Leur position était étrange et la douleur lancinante dans la poitrine de Rémus n'était pas encore complètement apaisée, mais avec la pleine lune le jour suivant et l'odeur intense du musc sur la peau de Bill, Rémus ne put s'arrêter. Rémus s'allongea, entraînant Bill avec lui pour que son corps s'étende en travers du sien. Une main se referma sur la chute de reins de Bill, l'autre étreignant l'arrière de sa cuisse. Bill n'avait pas cessé un instant savourer sa bouche, glissant une langue chaude, souple, entre les lèvres entrouvertes de Rémus.
Des mains affamées commencèrent à tirer sur les vêtements et des lambeaux d'étoffes formèrent vite des piles dispersées dans la pièce. Bill commença à mordiller et embrasser le menton de Rémus, descendant jusqu'à la base de la nuque, plongeant ses dents à l'endroit où se rencontrent les épaules et le cou. Quand Bill mordit, les yeux de Rémus montèrent au ciel. Le loup qui se terrait dans la moelle de ses os reconnaissait et approuvait le geste de revendication.
Bill adoucit sa morsure et commença à sucer la peau sensible, un grondement roula dans la poitrine de Rémus. Bill gémit en réaction à ce son, envoyant de petites ondes le long de la peau chaude de Rémus. Rémus ne put que grogner plus fort et fit vivement basculer Bill sur le dos.
« Pas si fragile, après tout, » murmura Bill en souriant.
« Je guéris vite. »
Le soleil se levait sur un jour nouveau. Tout semblait presque poétique.

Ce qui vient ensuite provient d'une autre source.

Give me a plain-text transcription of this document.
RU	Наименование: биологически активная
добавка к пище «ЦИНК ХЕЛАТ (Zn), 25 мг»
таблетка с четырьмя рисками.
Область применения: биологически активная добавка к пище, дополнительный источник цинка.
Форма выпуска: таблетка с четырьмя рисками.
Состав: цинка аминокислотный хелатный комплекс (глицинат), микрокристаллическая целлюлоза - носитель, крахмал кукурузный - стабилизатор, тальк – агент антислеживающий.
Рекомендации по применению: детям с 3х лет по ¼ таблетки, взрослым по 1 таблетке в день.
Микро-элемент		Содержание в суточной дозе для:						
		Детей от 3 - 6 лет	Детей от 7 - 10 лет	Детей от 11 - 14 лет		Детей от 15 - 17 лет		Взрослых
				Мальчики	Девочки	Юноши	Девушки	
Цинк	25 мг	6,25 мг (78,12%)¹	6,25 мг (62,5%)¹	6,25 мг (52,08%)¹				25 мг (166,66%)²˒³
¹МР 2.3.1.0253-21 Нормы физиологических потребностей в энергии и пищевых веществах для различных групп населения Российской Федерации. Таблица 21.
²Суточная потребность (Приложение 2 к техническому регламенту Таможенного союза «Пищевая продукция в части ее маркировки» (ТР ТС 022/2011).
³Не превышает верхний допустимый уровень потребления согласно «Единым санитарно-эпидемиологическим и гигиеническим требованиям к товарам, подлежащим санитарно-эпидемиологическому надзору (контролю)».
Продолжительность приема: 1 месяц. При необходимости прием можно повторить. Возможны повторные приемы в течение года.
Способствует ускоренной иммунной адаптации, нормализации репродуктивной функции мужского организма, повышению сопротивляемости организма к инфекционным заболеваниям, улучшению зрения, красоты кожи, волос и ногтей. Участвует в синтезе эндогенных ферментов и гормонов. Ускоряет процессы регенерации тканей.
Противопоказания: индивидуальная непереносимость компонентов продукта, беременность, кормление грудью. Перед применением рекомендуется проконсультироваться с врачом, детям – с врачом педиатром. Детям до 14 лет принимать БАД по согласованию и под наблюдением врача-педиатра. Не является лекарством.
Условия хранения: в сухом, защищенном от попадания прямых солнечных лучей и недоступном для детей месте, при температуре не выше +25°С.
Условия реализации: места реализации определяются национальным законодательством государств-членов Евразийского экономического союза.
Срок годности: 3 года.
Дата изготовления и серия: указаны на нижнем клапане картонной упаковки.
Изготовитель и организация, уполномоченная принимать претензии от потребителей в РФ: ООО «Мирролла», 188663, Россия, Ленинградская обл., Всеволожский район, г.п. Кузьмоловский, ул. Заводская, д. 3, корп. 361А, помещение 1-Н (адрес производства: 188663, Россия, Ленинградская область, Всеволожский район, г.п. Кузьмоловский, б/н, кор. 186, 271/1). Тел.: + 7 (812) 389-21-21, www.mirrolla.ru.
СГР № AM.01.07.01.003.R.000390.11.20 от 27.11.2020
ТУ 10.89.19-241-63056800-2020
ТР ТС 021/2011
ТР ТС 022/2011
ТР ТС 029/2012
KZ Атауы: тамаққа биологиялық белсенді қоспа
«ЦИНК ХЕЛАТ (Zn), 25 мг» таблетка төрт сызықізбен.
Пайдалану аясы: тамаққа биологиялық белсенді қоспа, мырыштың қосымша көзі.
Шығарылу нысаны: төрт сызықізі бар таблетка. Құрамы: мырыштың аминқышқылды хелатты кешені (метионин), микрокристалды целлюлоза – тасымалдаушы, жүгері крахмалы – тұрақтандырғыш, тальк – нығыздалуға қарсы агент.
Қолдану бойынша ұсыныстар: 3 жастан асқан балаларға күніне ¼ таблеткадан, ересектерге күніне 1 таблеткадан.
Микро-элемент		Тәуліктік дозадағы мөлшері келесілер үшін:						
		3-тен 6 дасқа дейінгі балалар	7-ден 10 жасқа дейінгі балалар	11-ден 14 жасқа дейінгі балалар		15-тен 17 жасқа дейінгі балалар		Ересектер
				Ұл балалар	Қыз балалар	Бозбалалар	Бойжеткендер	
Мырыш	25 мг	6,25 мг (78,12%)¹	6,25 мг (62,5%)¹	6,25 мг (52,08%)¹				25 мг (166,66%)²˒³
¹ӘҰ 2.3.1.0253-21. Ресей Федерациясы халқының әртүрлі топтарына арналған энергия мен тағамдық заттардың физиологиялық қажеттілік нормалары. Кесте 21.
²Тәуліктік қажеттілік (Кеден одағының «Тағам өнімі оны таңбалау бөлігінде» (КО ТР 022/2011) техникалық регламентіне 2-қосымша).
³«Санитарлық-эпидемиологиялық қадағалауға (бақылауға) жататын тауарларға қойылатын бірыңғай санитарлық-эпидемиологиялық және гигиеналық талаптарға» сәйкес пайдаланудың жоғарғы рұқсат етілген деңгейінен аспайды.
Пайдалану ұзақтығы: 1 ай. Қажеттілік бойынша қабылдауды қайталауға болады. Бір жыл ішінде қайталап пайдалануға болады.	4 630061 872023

Rémus se réveilla pour voir la lumière du soleil percer à travers la fenêtre et Bill Weasley voler les couvertures. Il fixa les cheveux roux qui planaient sur le visage de Bill, taquinant le bout de son nez. Rémus leva la main pour accrocher les mèches relâchées derrière l'oreille de Bill, mais sa main fut attirée par le tatouage qui ornait son cou et le haut de son torse. Il fut surpris de constater que les sensations y étaient identiques au reste de la peau : doux et lisse comme du velours, chaud de sommeil. Ça paraissait presque faux, en fait. Comme si le tatouage aurait dû lui brûler le bout des doigts, ou être aussi rêche que du papier de verre. En dépit des raisons de son existence, il était magnifique et Rémus se sentit le devoir d'en embrasser le moindre centimètre.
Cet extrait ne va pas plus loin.